Coin Bag Probability Challenge

Solution & Explanation

To solve this problem, we need to determine the expected number of heads observed when flipping 100 coins, selected randomly and with replacement, from a bag containing three types of coins:

• Unbiased coins: Show heads and tails equally.
• Coins with heads on both sides: Always show heads.
• Coins with tails on both sides: Never show heads.

Step-by-Step Solution:

1. Define Variables:

   • Let $x$ be the number of unbiased coins.
   • Let $y$ be the number of coins with heads on both sides.
   • Let $z$ be the number of coins with tails on both sides.
   • Let $N = x + y + z$ be the total number of coins in the bag.

2. Probability of Drawing Each Type of Coin:

   • Probability of drawing an unbiased coin ($F$): $\frac{x}{N}$
   • Probability of drawing a coin with heads on both sides ($H$): $\frac{y}{N}$
   • Probability of drawing a coin with tails on both sides ($T$): $\frac{z}{N}$

3. Expected Number of Heads from Each Coin Type:

   • Unbiased Coin: Each flip has a 50% chance of being heads, so expected heads per flip is $0.5$.
   • Coin with Heads on Both Sides: Always shows heads, so expected heads per flip is $1$.
   • Coin with Tails on Both Sides: Never shows heads, so expected heads per flip is $0$.

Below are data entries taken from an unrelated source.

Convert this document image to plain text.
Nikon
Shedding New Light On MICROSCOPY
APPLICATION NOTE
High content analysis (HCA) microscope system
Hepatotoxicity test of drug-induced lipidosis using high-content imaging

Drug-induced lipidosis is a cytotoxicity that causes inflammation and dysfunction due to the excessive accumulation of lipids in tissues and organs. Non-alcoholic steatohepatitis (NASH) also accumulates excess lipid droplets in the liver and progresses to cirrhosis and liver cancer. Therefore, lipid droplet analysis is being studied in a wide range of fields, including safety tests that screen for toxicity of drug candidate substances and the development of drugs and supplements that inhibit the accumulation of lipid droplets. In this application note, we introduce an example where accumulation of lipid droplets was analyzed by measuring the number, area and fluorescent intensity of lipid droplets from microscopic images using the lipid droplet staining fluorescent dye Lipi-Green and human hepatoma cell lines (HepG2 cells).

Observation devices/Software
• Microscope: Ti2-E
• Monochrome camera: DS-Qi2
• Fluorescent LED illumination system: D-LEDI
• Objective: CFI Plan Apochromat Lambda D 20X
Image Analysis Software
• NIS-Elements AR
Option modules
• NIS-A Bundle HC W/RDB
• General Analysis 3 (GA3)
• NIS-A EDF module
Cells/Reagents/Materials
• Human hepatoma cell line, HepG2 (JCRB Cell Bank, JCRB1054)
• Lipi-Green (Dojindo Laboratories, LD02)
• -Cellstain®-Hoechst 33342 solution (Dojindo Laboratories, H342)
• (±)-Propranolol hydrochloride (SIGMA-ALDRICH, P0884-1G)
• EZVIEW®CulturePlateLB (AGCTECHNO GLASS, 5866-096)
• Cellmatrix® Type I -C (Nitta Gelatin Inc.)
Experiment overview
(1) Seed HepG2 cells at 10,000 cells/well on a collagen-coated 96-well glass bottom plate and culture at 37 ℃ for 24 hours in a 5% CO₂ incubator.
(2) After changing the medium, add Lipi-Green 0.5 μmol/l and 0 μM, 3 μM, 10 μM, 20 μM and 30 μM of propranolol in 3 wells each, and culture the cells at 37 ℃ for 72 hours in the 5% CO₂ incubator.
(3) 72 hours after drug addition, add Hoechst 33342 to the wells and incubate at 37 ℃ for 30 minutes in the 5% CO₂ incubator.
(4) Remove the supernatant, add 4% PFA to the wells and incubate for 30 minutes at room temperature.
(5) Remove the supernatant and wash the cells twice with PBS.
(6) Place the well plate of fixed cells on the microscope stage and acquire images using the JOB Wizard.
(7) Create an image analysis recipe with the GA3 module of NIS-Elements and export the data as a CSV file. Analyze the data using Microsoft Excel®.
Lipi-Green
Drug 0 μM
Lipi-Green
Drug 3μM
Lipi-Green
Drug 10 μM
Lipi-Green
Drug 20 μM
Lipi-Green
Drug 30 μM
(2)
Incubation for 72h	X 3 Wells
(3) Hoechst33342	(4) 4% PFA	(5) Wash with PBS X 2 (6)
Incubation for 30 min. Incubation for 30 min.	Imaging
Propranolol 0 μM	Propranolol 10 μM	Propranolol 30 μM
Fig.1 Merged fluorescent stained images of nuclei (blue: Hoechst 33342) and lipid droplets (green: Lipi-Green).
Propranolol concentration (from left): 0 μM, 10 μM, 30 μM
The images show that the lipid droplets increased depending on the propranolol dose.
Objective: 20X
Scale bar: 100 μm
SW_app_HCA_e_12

4. Calculate the Overall Expected Number of Heads:

   • The expected number of heads from a single flip can be calculated by summing up the expected heads from each type of coin:

     $E(H) = \left( \frac{x}{N} \times 0.5 \right) + \left( \frac{y}{N} \times 1 \right) + \left( \frac{z}{N} \times 0 \right)$

     Simplifying this, we get:

     $E(H) = \frac{0.5x + y}{N}$

5. Expected Number of Heads in 100 Flips:

   • Since each coin flip is an independent event, the expected number of heads in 100 flips is:

     $E(100H) = 100 \times \left( \frac{0.5x + y}{N} \right)$

6. Conclusion:

   • The expected number of heads observed when flipping 100 coins randomly with replacement is given by:

     $\frac{100(0.5x + y)}{x + y + z}$

This formula accounts for the probabilities of drawing each type of coin and their respective contributions to the expected number of heads in 100 flips.